Фабиани и Франческа расспрашивали меня о моем житье-бытье в школе, осведомлялись, здоров ли я и доволен ли, обещали мне свое покровительство и желали мне всякого счастья.
— Мы должны видеться ежедневно! — прибавила Франческа. — Смотри навещай нас, пока мы здесь!
Спросила она и о старой Доменике, и я рассказал, как радуется старушка моим редким посещениям весною или осенью, как жарит для меня каштаны, и словно молодеет, вспоминая то время, когда мы жили вместе, как всякий раз водит меня взглянуть на уголок, где я спал, и показывает мне нацарапанные мною когда-то рисунки, которые она хранит у себя вместе с четками и старым молитвенником.
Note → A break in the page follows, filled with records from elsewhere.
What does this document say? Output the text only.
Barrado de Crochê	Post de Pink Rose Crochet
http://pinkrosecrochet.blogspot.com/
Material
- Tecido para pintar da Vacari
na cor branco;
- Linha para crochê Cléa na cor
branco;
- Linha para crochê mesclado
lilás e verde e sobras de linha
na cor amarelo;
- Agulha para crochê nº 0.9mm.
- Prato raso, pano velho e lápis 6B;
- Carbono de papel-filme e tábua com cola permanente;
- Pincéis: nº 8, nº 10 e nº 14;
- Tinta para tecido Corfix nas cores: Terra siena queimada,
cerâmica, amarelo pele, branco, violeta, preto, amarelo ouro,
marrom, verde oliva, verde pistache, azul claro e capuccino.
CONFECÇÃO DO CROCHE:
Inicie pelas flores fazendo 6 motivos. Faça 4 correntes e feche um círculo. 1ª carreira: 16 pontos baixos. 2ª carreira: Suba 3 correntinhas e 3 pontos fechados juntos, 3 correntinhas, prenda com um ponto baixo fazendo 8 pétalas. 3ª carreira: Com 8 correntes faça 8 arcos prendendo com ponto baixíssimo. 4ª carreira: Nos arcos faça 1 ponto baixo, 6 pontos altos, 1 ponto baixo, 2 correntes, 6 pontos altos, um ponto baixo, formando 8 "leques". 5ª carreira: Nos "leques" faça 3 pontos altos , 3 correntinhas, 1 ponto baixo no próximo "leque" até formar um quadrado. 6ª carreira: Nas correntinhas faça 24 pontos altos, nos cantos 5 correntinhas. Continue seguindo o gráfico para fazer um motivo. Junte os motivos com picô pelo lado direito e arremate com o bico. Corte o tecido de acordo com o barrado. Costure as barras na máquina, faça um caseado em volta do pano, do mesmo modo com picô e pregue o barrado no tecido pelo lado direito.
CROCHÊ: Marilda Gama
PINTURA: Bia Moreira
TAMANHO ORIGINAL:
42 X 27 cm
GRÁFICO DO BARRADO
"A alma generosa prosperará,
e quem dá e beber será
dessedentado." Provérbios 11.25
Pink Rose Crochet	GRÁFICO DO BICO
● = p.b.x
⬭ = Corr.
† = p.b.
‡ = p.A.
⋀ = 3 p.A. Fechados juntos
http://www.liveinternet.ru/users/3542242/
— Как он смешно кланяется! — сказала Франческа мужу, когда я стал прощаться. — Хорошо, конечно, заботиться об образовании ума, но не надо пренебрегать и манерами! На это обращают в свете большое внимание. Но, конечно, это все придет со временем! Правда, Антонио?
И она, улыбаясь, протянула мне для поцелуя руку.
Было еще не поздно, но уже совсем темно, когда я опять очутился на улице. В то время на улицах Рима еще не было фонарей; они, как известно, введены лишь в последние годы. Узкие, неровные улицы освещались только лампадами, горевшими на перекрестках перед образами Мадонны. Приходилось подвигаться вперед ощупью, и я шел очень медленно, весь погруженный в мысли о событиях нынешнего дня.
Вдруг моя протянутая вперед рука наткнулась на кого-то.
— Черт возьми! — послышался знакомый голос. — Не выколи мне глаз! И без того мало вижу, а тогда и вовсе ослепну!